“The Texas Chain Saw Massacre” (1974) has one of the messiest horror-franchise continuities, with each of the co-creators trying their own narrative continuation: one in part two, one in part four. “Night of the Living Dead” (1968) could’ve suffered the same confusion, except that co-creators George Romero and John Russo smoothly planned things out.
Russo spins off his own series
Romero did the serious follow-ups, using “… of the Dead” for his titles. And Russo did the comedic spinoff series, “Return of the Living Dead.” Also known as the Russo/O’Bannon series, as “Alien” co-scribe Dan O’Bannon writes and directs the first entry, the series has gone on to comprise five films.
Parts two and three are considered decent, and parts four and five are considered garbage, but the original “The Return of the Living Dead” (1985) is hailed as a zom-com classic. One viewing was enough for me, but I appreciate its place in history, and the fact that O’Bannon knows how to direct and pace a farce.
“The Return of the Living Dead” (1985)
Director: Dan O’Bannon
Writers: Dan O’Bannon (screenplay); Rudy Ricci, John A. Russo, Russell Streiner (story)
Stars: Clu Gulager, James Karen, Don Calfa
“Return” originates the idea of zombies subsisting by eating brains. I would think this is a logistical problem – biting through a skull with rotting teeth seems impossible (although the film does show it happening, somehow). Also, these zombies can talk – surprising if you’re used to the Romero films. But these concepts eventually led to a good 2010s TV show, “iZombie,” so I’ll allow it.
The film also helped to popularize Fast Zombies – although 1980’s “Nightmare City” is credited as the progenitor of that trope. And “Return” is one of the earliest zom-coms, coming out the same year as the similarly famous “Re-Animator.”
A graveyard romp
I suppose “Return” could broadly be labeled as a parody of Romero’s tropes — in “Night of the Living Dead” and “Dawn of the Dead” at this point (“Day of the Dead” came out only one month before this). But Romero’s films are so logistically deliberate and smart that they resist specific parody.
So O’Bannon delivers a romp in the vein of the theatrical “Noises Off” (1982), where a bad thing happens and things gets steadily worse, in bizarre ways. Two workers in a medical-supply warehouse unleash gas from a barrel containing a corpse from the “real” events that “inspired” “Night of the Living Dead.” (So “Return” beats “Fargo” to the false “true story” trope by 11 years.)
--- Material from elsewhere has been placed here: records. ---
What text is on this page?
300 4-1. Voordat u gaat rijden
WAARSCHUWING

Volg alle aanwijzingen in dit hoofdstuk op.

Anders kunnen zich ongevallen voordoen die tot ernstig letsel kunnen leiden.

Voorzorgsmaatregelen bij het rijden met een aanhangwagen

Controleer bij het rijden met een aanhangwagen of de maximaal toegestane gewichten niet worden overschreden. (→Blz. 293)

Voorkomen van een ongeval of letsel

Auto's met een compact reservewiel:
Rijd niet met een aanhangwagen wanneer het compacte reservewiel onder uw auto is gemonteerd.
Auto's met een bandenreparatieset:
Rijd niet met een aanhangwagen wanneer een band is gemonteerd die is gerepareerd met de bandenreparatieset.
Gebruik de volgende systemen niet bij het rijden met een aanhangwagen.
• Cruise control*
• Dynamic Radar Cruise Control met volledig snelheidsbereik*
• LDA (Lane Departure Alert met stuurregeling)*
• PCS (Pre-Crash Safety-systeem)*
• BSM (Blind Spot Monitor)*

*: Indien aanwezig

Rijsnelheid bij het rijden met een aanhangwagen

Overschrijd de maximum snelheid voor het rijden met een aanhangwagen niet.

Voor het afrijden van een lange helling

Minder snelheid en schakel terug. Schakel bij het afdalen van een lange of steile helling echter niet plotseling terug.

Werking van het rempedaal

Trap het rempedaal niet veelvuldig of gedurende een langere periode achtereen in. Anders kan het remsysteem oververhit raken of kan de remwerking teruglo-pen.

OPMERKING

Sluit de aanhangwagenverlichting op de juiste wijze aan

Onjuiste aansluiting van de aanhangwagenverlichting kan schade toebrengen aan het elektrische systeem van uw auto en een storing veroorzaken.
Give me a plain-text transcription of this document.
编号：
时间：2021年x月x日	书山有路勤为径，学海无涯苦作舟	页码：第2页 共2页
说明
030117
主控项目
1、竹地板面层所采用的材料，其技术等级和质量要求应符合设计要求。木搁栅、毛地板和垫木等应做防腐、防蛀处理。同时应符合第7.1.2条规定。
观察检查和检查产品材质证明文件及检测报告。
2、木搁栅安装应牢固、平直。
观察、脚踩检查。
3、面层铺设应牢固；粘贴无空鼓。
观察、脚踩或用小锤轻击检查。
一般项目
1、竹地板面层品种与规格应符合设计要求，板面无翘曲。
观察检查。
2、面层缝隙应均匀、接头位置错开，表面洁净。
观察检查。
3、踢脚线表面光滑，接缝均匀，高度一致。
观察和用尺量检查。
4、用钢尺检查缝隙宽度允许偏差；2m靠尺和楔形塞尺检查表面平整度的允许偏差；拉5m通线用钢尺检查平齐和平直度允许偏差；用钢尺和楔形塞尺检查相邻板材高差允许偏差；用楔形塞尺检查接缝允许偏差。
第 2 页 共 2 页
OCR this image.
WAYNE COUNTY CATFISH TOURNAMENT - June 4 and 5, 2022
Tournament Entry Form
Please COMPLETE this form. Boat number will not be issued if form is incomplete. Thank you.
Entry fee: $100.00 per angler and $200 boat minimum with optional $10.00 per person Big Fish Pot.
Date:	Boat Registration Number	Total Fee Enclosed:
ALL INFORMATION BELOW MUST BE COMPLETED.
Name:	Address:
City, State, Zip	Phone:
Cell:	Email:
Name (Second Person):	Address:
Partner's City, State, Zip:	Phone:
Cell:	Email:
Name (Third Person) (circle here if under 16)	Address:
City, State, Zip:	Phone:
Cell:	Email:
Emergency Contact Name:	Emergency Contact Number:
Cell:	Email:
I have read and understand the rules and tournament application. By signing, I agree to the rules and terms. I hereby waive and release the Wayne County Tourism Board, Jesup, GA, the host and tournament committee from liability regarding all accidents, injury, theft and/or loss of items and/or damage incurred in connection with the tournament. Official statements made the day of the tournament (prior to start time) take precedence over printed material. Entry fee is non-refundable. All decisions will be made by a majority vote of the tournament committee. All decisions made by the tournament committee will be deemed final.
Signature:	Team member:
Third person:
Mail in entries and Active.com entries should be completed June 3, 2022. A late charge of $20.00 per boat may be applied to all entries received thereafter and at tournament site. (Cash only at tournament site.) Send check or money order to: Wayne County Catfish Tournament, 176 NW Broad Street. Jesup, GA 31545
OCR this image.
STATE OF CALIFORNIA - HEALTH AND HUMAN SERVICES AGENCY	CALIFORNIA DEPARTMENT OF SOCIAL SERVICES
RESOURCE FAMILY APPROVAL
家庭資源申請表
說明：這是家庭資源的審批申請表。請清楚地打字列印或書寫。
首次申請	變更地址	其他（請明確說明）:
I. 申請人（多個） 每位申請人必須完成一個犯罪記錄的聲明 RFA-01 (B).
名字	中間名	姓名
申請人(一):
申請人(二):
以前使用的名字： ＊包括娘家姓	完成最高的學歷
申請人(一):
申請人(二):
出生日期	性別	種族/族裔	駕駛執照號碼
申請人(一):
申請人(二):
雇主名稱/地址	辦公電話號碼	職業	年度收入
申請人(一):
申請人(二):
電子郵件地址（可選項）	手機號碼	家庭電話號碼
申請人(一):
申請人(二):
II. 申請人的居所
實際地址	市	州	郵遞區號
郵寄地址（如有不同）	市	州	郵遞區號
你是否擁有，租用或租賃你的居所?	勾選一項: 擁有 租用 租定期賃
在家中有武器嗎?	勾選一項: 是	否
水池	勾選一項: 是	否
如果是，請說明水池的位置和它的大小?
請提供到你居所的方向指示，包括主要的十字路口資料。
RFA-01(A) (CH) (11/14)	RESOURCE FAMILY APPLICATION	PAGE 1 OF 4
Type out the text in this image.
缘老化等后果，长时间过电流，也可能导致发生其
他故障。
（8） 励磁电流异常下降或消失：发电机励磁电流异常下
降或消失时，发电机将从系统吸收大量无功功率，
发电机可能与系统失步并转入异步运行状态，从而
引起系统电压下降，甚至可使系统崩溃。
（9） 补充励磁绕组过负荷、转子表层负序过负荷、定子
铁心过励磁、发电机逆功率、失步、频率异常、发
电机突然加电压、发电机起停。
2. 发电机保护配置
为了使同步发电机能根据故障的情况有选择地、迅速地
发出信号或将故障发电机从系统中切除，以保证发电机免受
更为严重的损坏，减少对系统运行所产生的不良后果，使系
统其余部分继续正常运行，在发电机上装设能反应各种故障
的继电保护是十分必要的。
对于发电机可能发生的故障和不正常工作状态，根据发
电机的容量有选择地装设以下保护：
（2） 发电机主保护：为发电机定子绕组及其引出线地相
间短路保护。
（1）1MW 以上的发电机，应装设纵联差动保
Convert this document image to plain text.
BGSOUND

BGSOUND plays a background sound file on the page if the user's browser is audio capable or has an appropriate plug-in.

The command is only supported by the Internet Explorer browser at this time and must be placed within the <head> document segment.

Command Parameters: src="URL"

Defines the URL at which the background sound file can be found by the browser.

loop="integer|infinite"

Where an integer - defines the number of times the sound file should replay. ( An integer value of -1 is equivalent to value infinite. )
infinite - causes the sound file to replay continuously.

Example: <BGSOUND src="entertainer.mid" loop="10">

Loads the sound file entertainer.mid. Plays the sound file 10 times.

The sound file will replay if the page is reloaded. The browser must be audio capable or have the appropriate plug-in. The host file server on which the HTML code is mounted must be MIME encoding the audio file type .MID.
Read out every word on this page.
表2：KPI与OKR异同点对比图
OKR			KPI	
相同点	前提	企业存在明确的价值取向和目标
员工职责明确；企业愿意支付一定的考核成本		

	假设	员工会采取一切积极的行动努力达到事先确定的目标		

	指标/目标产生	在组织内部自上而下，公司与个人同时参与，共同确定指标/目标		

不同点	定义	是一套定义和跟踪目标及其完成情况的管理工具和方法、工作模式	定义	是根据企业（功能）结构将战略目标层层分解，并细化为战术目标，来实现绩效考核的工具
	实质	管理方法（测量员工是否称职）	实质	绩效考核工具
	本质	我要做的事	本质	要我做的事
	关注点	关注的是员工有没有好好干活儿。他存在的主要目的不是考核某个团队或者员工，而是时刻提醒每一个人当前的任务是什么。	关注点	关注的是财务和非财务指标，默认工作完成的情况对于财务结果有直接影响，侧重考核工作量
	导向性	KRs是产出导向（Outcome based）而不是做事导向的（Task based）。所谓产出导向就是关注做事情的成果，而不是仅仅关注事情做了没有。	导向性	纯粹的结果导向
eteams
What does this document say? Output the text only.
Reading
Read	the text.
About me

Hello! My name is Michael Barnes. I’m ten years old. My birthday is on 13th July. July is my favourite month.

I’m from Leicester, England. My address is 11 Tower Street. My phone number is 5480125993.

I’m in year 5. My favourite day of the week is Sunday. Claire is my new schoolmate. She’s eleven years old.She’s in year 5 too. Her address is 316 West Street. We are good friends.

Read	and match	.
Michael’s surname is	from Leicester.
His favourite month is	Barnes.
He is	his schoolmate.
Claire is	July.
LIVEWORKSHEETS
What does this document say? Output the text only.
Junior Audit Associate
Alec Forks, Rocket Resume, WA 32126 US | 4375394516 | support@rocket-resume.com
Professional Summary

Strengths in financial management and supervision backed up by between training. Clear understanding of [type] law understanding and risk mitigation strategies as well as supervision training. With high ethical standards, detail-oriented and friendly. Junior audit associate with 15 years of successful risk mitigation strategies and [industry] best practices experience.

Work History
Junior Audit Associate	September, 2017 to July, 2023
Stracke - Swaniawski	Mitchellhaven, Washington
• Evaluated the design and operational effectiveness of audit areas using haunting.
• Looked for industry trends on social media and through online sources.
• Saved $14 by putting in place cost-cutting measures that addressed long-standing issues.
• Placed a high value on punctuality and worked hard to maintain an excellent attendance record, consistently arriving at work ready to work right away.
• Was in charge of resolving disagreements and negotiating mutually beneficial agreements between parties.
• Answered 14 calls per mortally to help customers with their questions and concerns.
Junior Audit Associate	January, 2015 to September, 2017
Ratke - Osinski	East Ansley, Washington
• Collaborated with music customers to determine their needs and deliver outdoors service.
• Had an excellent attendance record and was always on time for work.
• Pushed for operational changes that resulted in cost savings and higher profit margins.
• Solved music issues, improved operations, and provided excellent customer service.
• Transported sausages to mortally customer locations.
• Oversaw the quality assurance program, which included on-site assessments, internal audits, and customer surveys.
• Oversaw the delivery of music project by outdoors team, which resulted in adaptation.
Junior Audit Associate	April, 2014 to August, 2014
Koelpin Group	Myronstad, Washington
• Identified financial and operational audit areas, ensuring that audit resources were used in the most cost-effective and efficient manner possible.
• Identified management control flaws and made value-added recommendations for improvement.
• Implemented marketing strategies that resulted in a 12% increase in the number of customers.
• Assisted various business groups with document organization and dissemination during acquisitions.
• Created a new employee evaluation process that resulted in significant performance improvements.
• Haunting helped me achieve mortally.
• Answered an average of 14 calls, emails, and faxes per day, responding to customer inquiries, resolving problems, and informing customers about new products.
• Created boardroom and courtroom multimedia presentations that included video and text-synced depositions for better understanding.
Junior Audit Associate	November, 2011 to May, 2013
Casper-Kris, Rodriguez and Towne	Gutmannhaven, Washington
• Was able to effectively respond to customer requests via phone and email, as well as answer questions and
This gas starts the zombie plague that effects workers in this building, plus the mortuary next door, plus the teens who are picking up their friend Freddy (Thom Mathews), plus all the paramedics and cops who arrive on the scene.
The specifics – zombies rising from the nearby cemetery and people trying to escape them – are not unusual, so O’Bannon aims for comedy from everyone’s fear and mania.
A fast-burn thriller
“Return” isn’t far removed from the vibe of weak mid-Eighties “Friday the 13th” entries, except that it can openly admit it’s being stupid. The inclusion of “I’ve seen that guy before” actors Clu Gulager, James Karen and Don Calfa as the three “responsible” adults gets the film 10 percent of the way toward “Airplane!” type of fun, with its juxtaposition of seriousness amid insanity. But the film is short on funny one-liners.
Among the young people, all are annoying to some degree, but Linnea Quigley’s Trash is naked except for a pair of leg warmers for a lot of the movie, so that might keep you interested in the B-plot. Gore-hounds will appreciate the effects work. “Return” creates much grosser, decomposing zombies than the Romero series, including a partial zombie with a wriggling spinal cord who explains the beings’ craving for brains.
To think of how much worse “Return” could be, consider 1986’s “Texas Chainsaw Massacre 2.” “Return” is 91 minutes. I’m surprised that “Massacre 2” is only 10 minutes longer than that, but it is paced much slower.
Almost making an anti-“Alien” in terms of pacing, O’Bannon understands “Return of the Living Dead” can’t be a slow burn and also be a wacky romp. (As these zombies can only be killed by immolation, you might call the film a “fast burn”). Everything happens briskly, backed by non-charting punk-rock songs. I can’t say I was wildly entertained, but I wasn’t bored out of my skull.